Hi there SirLight! Niteowl here to review.
Overall, this poem was really good. It made me feel the desire and hopelessness of unrequited love. While it's hardly an original topic, it was expressed so eloquently here that my heart is absolutely aching for the speaker. My nitpicks are focused on the grammatical because I have little else to say.
My first comment is on the title and repeating refrain "What would you do". I feel like "would" is the wrong choice here. It's the conditional tense, referring to a hypothetical future, when the rest of the poem is in present tense. I like the immediacy of the present tense in this piece, so I suggest "What do you do" to maintain that.
You hear his laughter from a distance,
a gap that can fill your steps, if only
you dare yourself to move.
I like the idea here, but I feel like it's awkwardly worded. Maybe instead of "a gap that can fill your steps", it could be "a gap you could easily close" or something like that.
Gazing at each other, their eyes speak without a voice
and spark the coals of envy you didn’t know you have.
This is beautiful. Just a minor nitpick: "have" should be "had".

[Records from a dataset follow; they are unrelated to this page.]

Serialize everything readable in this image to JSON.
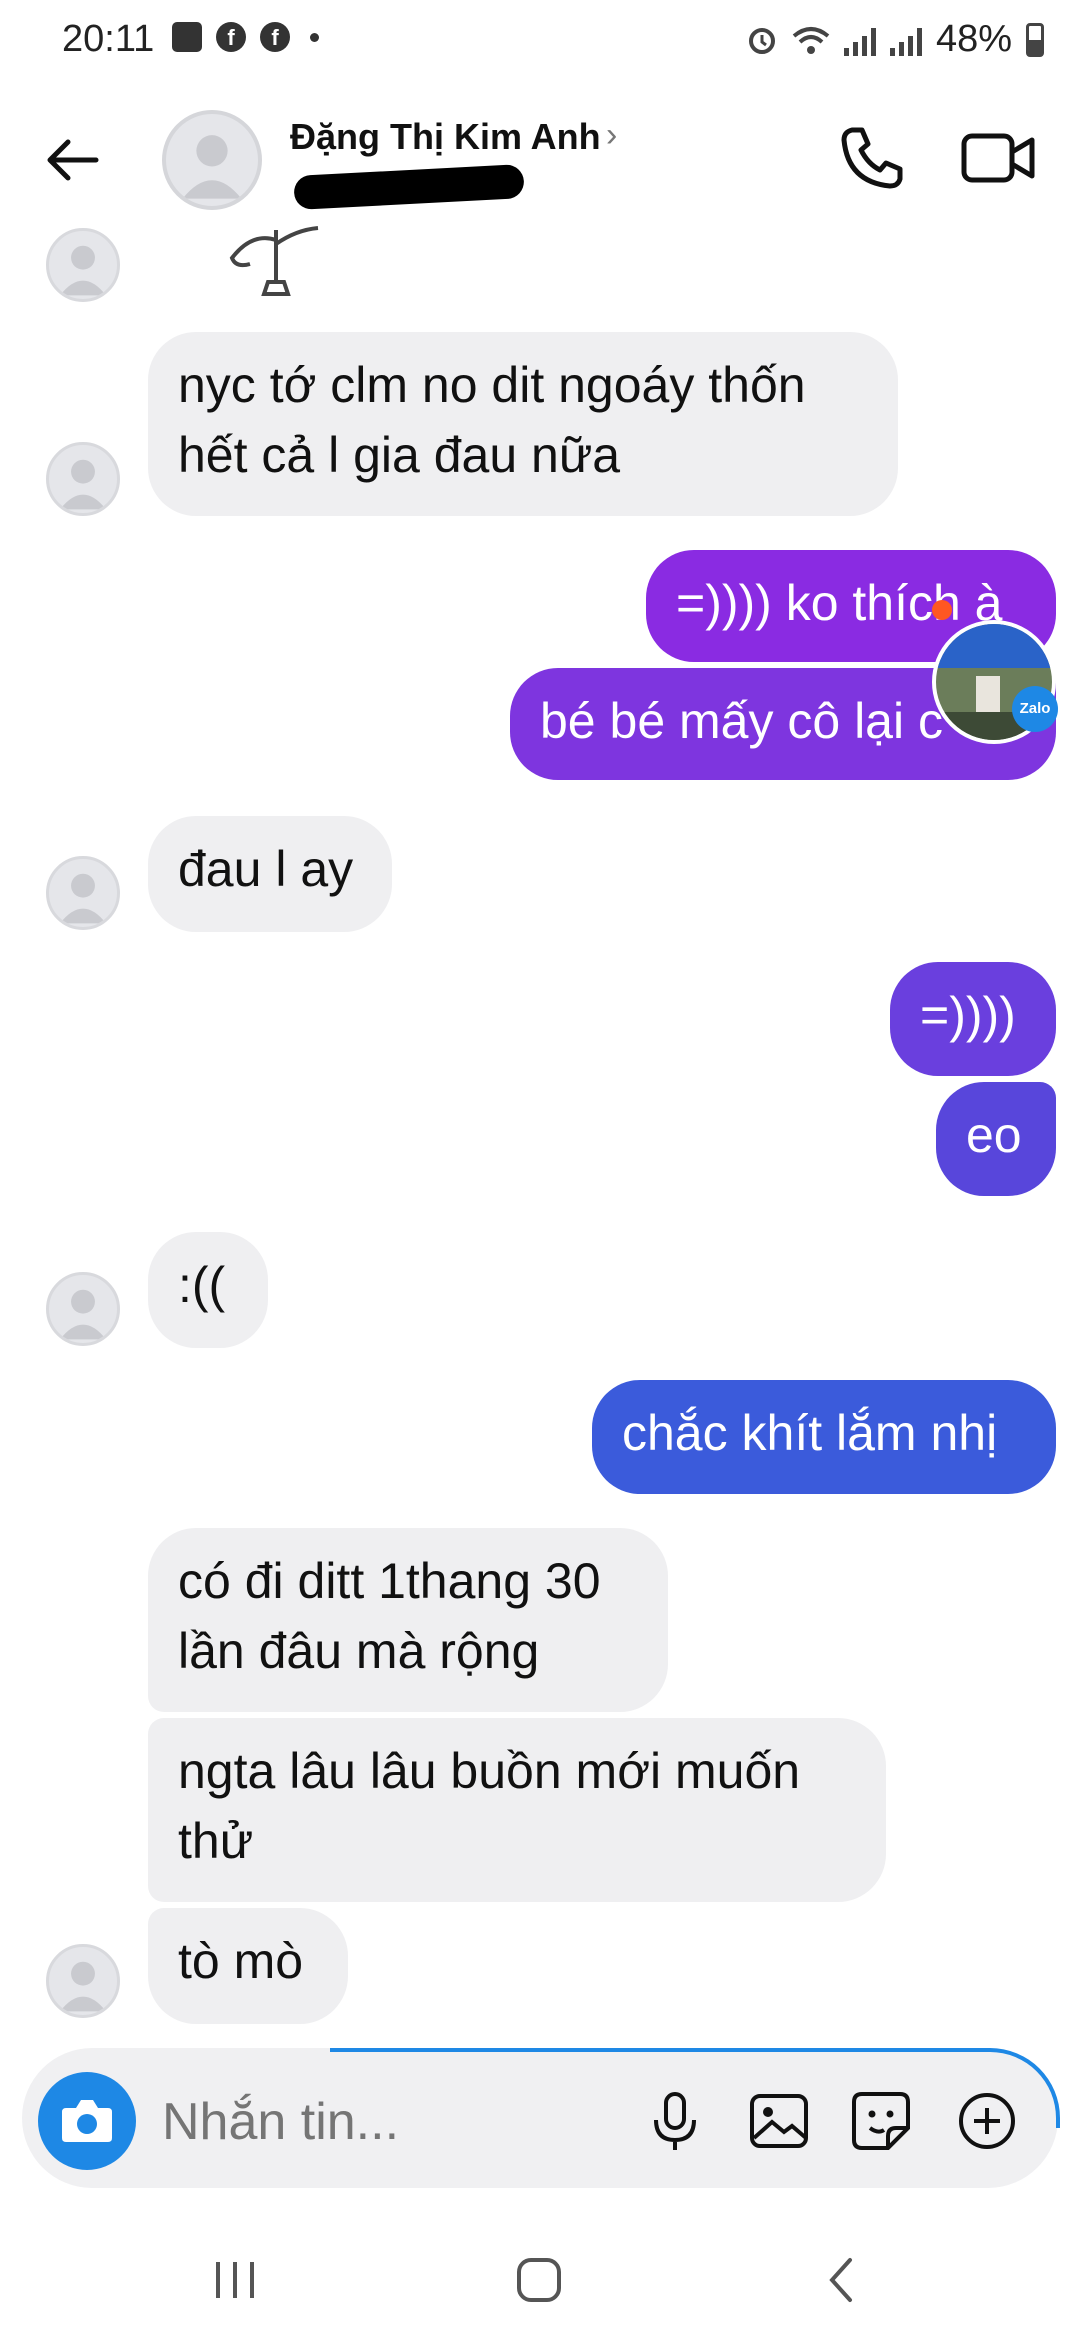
{
  "status_bar": {
    "time": "20:11",
    "battery": "48%"
  },
  "header": {
    "contact_name": "Đặng Thị Kim Anh",
    "chevron": "›"
  },
  "messages": [
    {
      "side": "in",
      "text": "nyc tớ clm no dit ngoáy thốn\nhết cả l gia đau nữa"
    },
    {
      "side": "out",
      "text": "=)))) ko thích à"
    },
    {
      "side": "out",
      "text": "bé bé mấy cô lại c"
    },
    {
      "side": "in",
      "text": "đau l ay"
    },
    {
      "side": "out",
      "text": "=))))"
    },
    {
      "side": "out",
      "text": "eo"
    },
    {
      "side": "in",
      "text": ":(("
    },
    {
      "side": "out",
      "text": "chắc khít lắm nhị"
    },
    {
      "side": "in",
      "text": "có đi ditt 1thang 30\nlần đâu mà rộng"
    },
    {
      "side": "in",
      "text": "ngta lâu lâu buồn mới muốn\nthử"
    },
    {
      "side": "in",
      "text": "tò mò"
    }
  ],
  "floating_bubble": {
    "app_label": "Zalo"
  },
  "composer": {
    "placeholder": "Nhắn tin..."
  },
  "icons": {
    "back": "arrow-left-icon",
    "call": "phone-icon",
    "video": "video-camera-icon",
    "camera": "camera-icon",
    "mic": "microphone-icon",
    "gallery": "image-icon",
    "sticker": "sticker-icon",
    "more": "plus-circle-icon"
  },
  "colors": {
    "incoming_bubble": "#efeff1",
    "outgoing_top": "#8a2be2",
    "outgoing_bottom": "#3b5bdb",
    "accent": "#1e88e5"
  }
}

and so you speak his name and he turns at you.
"He turns at you" is awkward-sounding and not grammatically correct. "He turns towards you" is more correct and sounds better. Same goes for the next line that uses this phrase.
You know, then. ‘Have a nice day’.
You know.
Love this, but I feel like the emotional impact would be that much greater if "Have a nice day" had its own line again.
Overall, this is beautiful and sad and heart-wrenching and I only have nit-picks to offer as critiques. Great job and keep writing!